During his assessment by an osteopath, we found out that he had fractured his femur when he was 20 years old after coming off a motorcycle, and that he had a significant leg length difference which was putting a strain on his sacro iliac joints. Normally the body adapts well but due to his increased training his body couldn't cope. 
He was referred to our podiatrist who used orthotics to minimise the leg length difference and with a few adjustments to his training managed to complete the marathon with minimal discomfort. 
This case highlighted the fact that if you are about to embark on any significant physical challenges, it may be worth seeing you musculoskeletal therapist just to ensure potential problems can be avoided or minimised. 

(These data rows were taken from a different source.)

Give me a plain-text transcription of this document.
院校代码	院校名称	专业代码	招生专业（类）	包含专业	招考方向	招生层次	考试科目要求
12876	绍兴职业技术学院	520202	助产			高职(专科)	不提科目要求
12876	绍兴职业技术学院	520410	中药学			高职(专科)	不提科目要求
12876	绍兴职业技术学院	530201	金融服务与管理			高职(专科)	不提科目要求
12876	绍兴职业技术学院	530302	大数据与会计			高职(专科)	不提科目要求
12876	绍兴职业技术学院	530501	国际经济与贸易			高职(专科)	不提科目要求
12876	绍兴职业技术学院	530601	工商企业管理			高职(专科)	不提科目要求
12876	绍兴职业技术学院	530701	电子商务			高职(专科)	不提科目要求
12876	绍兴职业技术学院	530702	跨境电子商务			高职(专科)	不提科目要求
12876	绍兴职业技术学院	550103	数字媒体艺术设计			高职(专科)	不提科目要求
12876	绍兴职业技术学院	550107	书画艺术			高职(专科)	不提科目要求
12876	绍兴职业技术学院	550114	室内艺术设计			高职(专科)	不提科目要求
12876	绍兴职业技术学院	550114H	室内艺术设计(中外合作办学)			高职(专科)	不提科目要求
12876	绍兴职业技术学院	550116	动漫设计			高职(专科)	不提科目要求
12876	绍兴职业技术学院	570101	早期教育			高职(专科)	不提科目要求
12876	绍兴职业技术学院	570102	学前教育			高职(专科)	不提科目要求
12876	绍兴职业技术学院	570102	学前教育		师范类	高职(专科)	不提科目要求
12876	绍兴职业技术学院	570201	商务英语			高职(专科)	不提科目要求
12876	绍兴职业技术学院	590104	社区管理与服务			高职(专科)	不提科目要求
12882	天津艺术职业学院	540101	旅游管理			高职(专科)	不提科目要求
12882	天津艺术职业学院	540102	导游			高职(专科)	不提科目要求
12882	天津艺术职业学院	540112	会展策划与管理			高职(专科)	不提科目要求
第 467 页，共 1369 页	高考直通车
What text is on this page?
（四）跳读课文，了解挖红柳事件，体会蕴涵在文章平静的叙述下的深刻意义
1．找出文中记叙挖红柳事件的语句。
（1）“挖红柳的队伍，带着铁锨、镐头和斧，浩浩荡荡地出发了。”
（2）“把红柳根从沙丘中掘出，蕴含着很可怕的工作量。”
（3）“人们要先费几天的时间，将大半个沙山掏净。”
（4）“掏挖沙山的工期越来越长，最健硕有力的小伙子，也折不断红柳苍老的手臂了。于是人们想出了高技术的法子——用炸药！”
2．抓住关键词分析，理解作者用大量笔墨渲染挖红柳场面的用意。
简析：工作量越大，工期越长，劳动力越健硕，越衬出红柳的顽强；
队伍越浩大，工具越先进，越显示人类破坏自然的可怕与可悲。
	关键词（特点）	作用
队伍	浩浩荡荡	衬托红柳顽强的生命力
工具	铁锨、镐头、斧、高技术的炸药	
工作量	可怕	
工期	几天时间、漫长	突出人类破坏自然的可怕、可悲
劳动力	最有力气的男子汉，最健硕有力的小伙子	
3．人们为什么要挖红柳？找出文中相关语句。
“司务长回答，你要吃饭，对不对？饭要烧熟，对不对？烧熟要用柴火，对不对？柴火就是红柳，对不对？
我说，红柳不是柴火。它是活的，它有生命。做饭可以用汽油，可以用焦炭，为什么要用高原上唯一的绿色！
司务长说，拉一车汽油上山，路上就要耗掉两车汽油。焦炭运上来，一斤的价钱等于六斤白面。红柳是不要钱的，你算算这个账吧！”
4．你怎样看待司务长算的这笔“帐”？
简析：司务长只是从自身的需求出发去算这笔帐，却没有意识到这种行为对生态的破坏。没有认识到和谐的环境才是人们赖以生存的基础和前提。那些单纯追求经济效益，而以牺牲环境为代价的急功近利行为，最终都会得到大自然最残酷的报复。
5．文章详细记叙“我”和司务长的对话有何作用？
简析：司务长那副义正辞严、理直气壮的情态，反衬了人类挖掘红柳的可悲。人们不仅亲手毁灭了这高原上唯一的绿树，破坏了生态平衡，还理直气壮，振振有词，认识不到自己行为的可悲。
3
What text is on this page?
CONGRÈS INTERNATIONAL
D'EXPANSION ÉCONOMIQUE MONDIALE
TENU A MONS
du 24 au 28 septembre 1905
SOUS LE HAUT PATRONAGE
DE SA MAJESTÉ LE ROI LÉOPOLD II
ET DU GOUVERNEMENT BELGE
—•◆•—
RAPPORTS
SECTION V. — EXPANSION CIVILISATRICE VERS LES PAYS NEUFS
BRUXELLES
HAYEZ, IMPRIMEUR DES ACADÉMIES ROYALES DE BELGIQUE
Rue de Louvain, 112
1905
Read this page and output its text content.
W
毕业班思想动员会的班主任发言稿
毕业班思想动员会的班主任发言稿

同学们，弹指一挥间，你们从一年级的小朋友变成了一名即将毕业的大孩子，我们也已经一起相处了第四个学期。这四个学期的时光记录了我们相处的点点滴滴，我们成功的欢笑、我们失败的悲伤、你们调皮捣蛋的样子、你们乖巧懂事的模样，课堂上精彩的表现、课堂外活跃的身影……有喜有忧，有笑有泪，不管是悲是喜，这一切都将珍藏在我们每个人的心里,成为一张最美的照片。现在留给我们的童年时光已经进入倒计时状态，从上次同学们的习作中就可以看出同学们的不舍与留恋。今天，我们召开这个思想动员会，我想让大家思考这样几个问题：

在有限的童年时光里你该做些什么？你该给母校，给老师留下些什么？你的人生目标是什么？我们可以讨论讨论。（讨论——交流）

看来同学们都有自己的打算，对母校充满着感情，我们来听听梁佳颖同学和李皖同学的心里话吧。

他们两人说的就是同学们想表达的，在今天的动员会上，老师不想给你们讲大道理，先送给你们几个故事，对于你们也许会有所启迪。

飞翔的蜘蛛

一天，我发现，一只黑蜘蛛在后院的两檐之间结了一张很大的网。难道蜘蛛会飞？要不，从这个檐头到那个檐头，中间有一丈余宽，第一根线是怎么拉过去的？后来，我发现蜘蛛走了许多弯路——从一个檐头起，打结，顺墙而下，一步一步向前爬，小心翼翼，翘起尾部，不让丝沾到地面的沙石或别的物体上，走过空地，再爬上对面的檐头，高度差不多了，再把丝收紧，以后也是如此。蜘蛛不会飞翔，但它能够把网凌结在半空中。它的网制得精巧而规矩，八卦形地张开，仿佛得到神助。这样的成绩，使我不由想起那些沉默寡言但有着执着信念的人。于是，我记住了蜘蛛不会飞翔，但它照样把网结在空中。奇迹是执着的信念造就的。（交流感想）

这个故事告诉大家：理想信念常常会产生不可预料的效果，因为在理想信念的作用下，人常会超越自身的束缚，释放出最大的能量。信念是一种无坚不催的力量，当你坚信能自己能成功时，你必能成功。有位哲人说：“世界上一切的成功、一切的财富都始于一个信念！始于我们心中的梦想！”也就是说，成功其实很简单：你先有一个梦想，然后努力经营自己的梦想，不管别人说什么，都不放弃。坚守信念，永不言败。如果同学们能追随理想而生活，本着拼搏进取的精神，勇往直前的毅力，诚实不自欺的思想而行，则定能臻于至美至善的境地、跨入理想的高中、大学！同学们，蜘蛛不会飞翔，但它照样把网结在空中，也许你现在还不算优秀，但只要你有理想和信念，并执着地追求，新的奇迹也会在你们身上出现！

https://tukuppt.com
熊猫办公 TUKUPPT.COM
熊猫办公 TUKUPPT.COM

Case Study Reoccurring Hamstring Strain in Rugby Player 

A 28 year old gentleman, playing at senior level at one of the local rugby club, presented with a hamstring injury following a training session in mid winter. On further questioning, it seems that this happened at least once or twice every season for the last 8 years. Often this has resolved with some physiotherapy and rest. This time the injury has not settled and was increasingly getting worse. 
After an initial assessment, a treatment plan was developed which included intensive physical therapy and rest and some home based hydrotherapy. He missed the rest of that season while he recovered. After full recovery and following further assessments it was found that he also had relatively poor core strength and hip flexors. By adding Pilates (to strengthen the core musculature) and more targeted exercises for his hip flexors to his training program in preparation for the following season. 
To date he has not had a recurrence of the hamstring injury (2 seasons and counting) and he feels that he has become stronger and playing with a lot more confidence as he’s not worried about injuring himself. 

Case Study- Pilates 

Mr A is a 45 year old van driver who was recommended to try Pilates by his osteopath to help strengthen his core and improve his posture. 
After an initial postural assessment and taking some background history, Mr A mentioned he had booked a skiing holiday and really wanted to feel fitter and stronger for his trip to help prevent any injury. 
We decided that Pilates on the Reformer would be a great way to achieve this, with the spring loaded resistance to strengthen and lengthen muscles .The basic principles of Pilates were taught first then a programme devised to strengthen abdominals quadriceps, glutes and improve scapular stability also ankle stability. 
After returning from his skiing holiday injury free, Mr A felt the benefits of Pilates had definitely helped him and continues to attend sessions on a weekly basis.